On any given day, there might be terrible heat and tremendous winter, and the one last giant battle. A person in a cave or under land can end up being quite a bit unhinged.

You would think the same of Gunnar and Hallgerðr.

Yet they are here on bright nights, looking round at the slope and view, at the wooden church with white walls and red corrugated roof. The very church walls pock-marked by hot ash from the Eyjafjallajökull eruption, the one that closed the skies of Europe.

Gunnar is blue-eyed, so swift with a sword it seems like there are three people in the air at once. He has blond hair, is a little thin now, and swims like a seal. Hallgerðr is still beautiful, her hair fine as silk, it comes down to her waist. None of her nails are chipped. The saga says she wants to be the centre of attention, she’s not so even-tempered as Gunnar.

They both loved Sámr their dog, so warmly greet Reyfar whenever he brings visitors. Samr was slayed at this very home by jealous neighbour Morð, the same night as Gunnar was killed.

Forty men come down the hollow road to the farmhouse from the fell pastures. They entice his dog Sámr away. Gunnar says, you’ve been cruelly used, my foster-child Sámr. It is expected our deaths are meant to be close together.

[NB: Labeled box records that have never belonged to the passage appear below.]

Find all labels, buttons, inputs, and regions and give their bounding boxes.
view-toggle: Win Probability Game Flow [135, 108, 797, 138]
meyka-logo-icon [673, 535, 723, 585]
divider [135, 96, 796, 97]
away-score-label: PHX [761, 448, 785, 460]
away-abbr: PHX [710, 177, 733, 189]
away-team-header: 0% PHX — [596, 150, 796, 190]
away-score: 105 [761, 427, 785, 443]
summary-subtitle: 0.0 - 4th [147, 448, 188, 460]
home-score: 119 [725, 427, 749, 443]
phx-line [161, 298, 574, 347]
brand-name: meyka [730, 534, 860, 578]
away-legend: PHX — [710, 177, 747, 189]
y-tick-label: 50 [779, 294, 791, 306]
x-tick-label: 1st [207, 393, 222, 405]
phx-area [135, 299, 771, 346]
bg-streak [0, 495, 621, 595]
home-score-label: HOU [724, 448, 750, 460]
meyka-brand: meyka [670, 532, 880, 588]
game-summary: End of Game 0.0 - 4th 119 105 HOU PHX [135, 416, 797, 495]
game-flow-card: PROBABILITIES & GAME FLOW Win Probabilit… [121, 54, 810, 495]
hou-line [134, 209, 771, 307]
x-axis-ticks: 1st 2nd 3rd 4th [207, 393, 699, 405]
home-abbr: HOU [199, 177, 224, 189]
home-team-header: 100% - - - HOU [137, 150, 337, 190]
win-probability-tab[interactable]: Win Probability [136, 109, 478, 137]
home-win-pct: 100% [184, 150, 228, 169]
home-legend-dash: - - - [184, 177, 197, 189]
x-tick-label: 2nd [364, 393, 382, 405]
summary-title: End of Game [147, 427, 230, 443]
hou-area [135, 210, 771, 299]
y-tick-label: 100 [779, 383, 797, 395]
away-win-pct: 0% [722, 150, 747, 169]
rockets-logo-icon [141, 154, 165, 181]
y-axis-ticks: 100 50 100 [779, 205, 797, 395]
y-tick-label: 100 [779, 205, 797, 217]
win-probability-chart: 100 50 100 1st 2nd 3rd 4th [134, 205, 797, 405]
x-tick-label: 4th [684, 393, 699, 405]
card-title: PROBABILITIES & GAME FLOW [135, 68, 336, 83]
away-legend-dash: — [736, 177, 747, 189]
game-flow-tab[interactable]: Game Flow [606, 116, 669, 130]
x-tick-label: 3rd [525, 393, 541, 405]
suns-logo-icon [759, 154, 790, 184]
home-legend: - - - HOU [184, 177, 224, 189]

Some say Gunnar ought to have stayed away. But here he is.

They are attacked, he repels them with his bow, he injures fourteen and kills two, but his bow is cut by Thorbrand.

Gunnar’s friend Njál buries him in the mound. Even when dead, Gunnar still has to see the magic of the southern light on the hills.

Gunnar says:

“How lovely the slopes are,

More lovely than they ever seemed to me before,

Golden cornfields and new mown hay,

I am going back home, and I will not go away.”

[Njál’s Saga]

 

So now Gunnar and Hallgerðr stroll with Reyfar round the slopes in the evening moonlight. They beat the bounds. A cool wind rushes down the valley.

They all are as cheerful as can be. The minister at the church, he calls a greeting from the porch.

Gunnar waves, continues walking around the meadow.

Not so much has changed in a thousand years.

 

Jules Pretty

 Commentary

Trouble today is brewing.

The world’s heat has come to places distant from the main sources of pollution. Places and nature are being sacrificed for material progress.

The earth, it could be said, needs more of us to recognise how lovely it is, and to state we will not leave. We should not let the bands of forty thieves led by modern Morðs take it all away.

Story and saga have a role beyond entertainment. They are also a way of looking after places, giving them a sub-song of emotion and meaning that could last across the centuries. After all, people have been hearing about and coming to Hliderendi to see the farm of Gunnar and Hallgerðr for a thousand years.

A century after the settlement of Iceland, there were 4560 farms. Today there are still 4500. Not many industrialised countries have managed such stability of rural places.

The koan question may then centre how the particularities of each place can be made special, and how this could help in conservation and regeneration.

Let there be fog, let there be ways past the trolls, for there will be wondrous sights for all who follow.

And Gunnar says, be careful, for there always were thieves and rogues on the road, ready to steal your land and places away.